Now, expressing $\mathcal{H}_C$ in terms of $\Pi_{ij}$ and $h_{ij}$, we can show that $\mathcal{H}_C=N\mathcal{H}_0 + N_i \mathcal{H}^{i}$, with $\mathcal{H}_0=G_{ijkl}\Pi^{ij}\Pi^{kl}-h^{1/2} {\,}^3 R$ and $\mathcal{H}^{i}=-2\Pi^{ij}_{\,\,;j}$, where I use the DeWitt metric $G_{ijkl}$. But we now have that the time dependence of P is
$$\begin{align}
 \dot{P}&=-\frac{\partial \mathcal{H}_T}{\partial N}\\
  & = \left\lbrace P,H_T \right\rbrace \\
  & = \int d^3 y \left\lbrace P(x^{i},t),N(y^{i},t)  \right\rbrace \mathcal{H}_0(y^{i}) \\
  & = -\mathcal{H}_0 (x^{i}) \\
  & \simeq 0\;.
\end{align}$$
I used the definition of a Poisson bracket in the third line, and I reached the conclusion $\dot{P}=0$ since $P=0$. We conclude that the quantity $\hat{H}_C=\hat{H}_T-\lambda_m\hat{\phi}_m(\hat{p},\hat{q})$ is zero, hence
$$\begin{align}
  \frac{\partial\psi}{\partial t} = 0\;.
\end{align}$$
This is where the problem of time comes from. Note that in general relativity, this is expected since GR is invariant by time-reparametrisation.
If you are wondering how time can be restored in quantum cosmology, the most common way is to introduce an external scalar field, which can play the role of radiation or dark matter, for instance. Using the FRLW metric (which homogeneous and isotropic for simplicity)
$$\begin{align}
  ds^2=-dt^2+a^2(t)d\vec{x}\;,
\end{align}$$
we can identify $N=1$, $N_i=0$ and $h_{ij}=a^2(t)$, this will roughly add a matter contribution $H_M=Na^{-3w} \Pi_T$ to the Hamiltonian, where $a$ is the scale factor. Note that the momentum enters linearly, not quadratically, and this will play the role of time.
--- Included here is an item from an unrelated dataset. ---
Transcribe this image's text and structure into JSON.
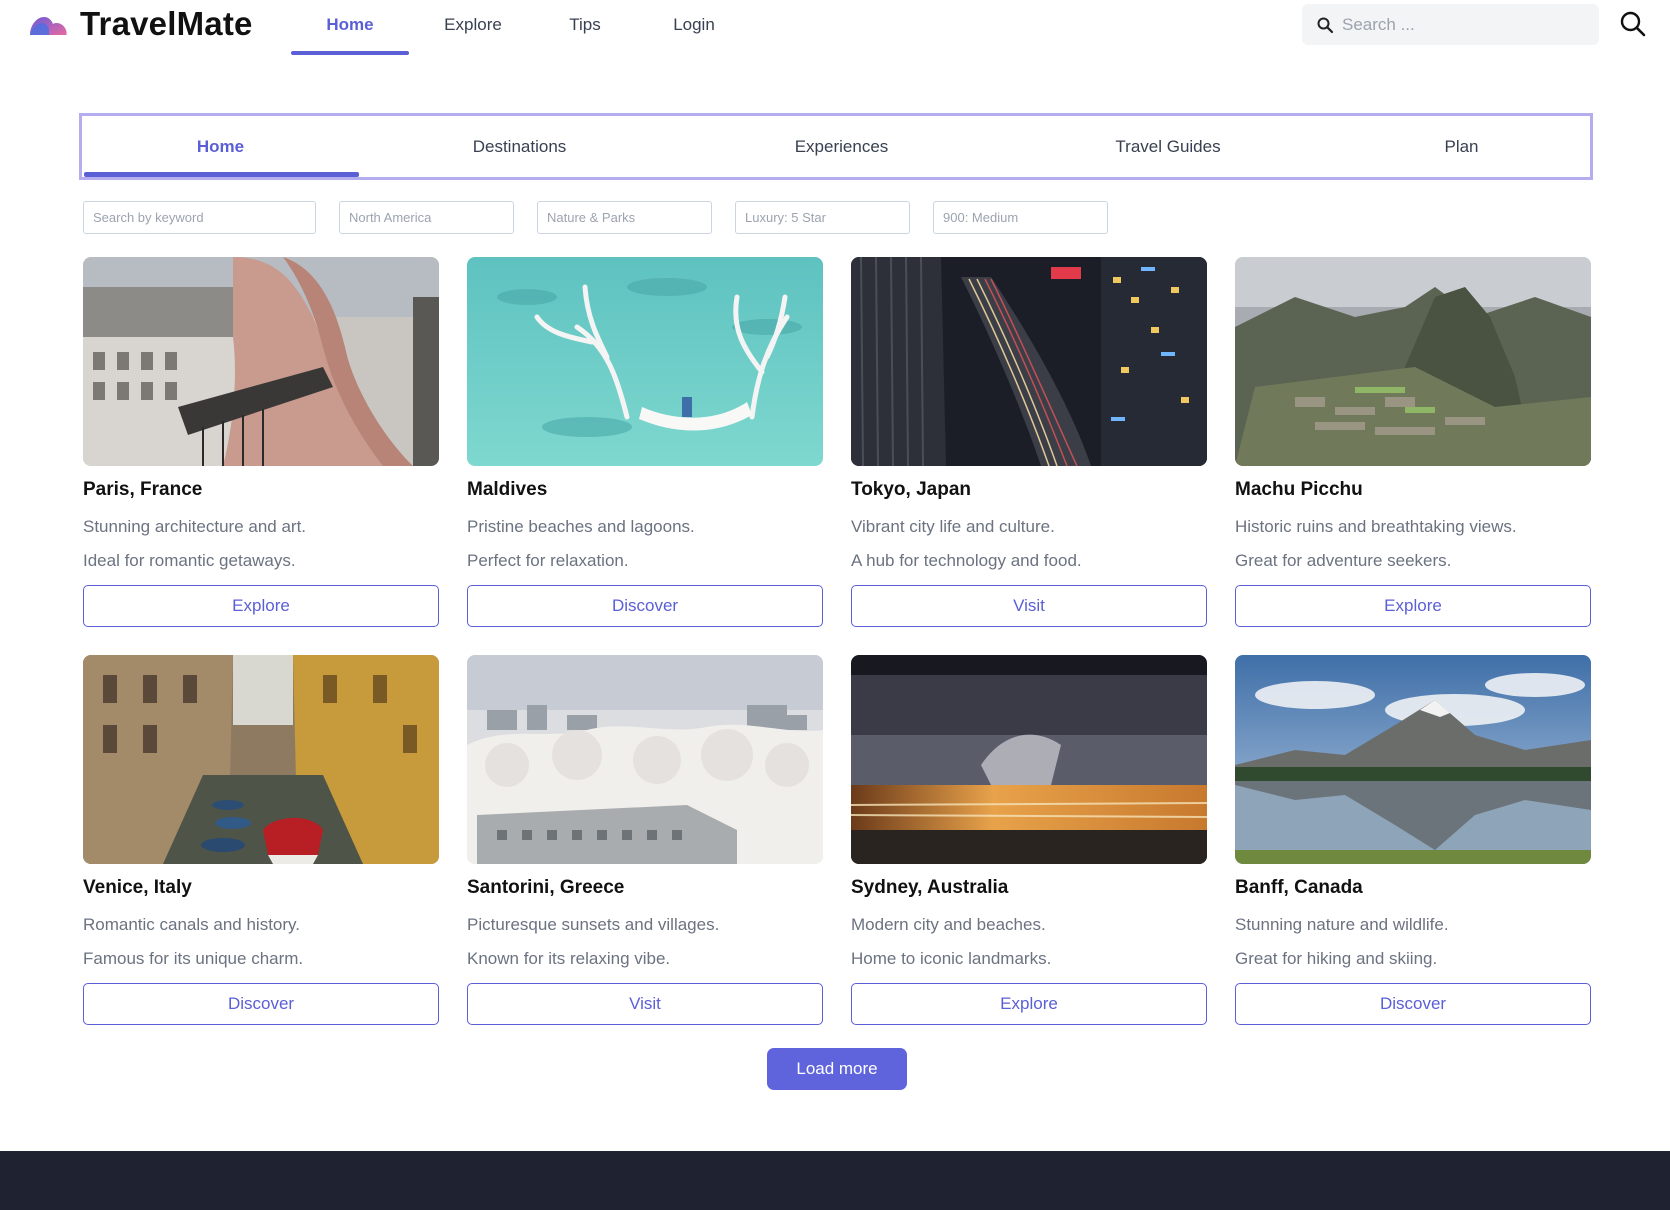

The nature of the field depends on the equation of state $w$ you choose (remember that the energy density is roughly related to pressure through $\rho=wp$, then $w=0$ is for pressureless matter and $w=1/3$ is for radiation).
As time must appear in some form in the Hamiltonian, the matter we choose as time must eventually give a scalar. I suppose we could choose an additional vector field, but it will be contracted with another vector (think of the term $\lambda^{i}P_i$ in $\mathcal{H}_T$).
When we add the gravitational and matter parts, we obtain the total Hamiltonian
$$\begin{align}
 -\frac{\Pi_a^2}{24a}+\frac{\Pi_T}{a^{3w}} =0\;.
\end{align}$$
After quantising, we obtain the Wheeler-DeWitt equation (I choose a convenient ordering to maintain covariance)
$$\begin{align}
  \frac{1}{24}\left[a^{\frac{3w-1}{2}}\frac{\partial}{\partial a}\left(a^{\frac{3w-1}{2}}\frac{\partial}{\partial a}\right) \psi(a,T)\right]=i\frac{\partial}{\partial T} \psi(a,T) \;.
\end{align}$$
So we understand that the momentum $\Pi_T$ associated to the matter field $T$ gives the evolution of the equation.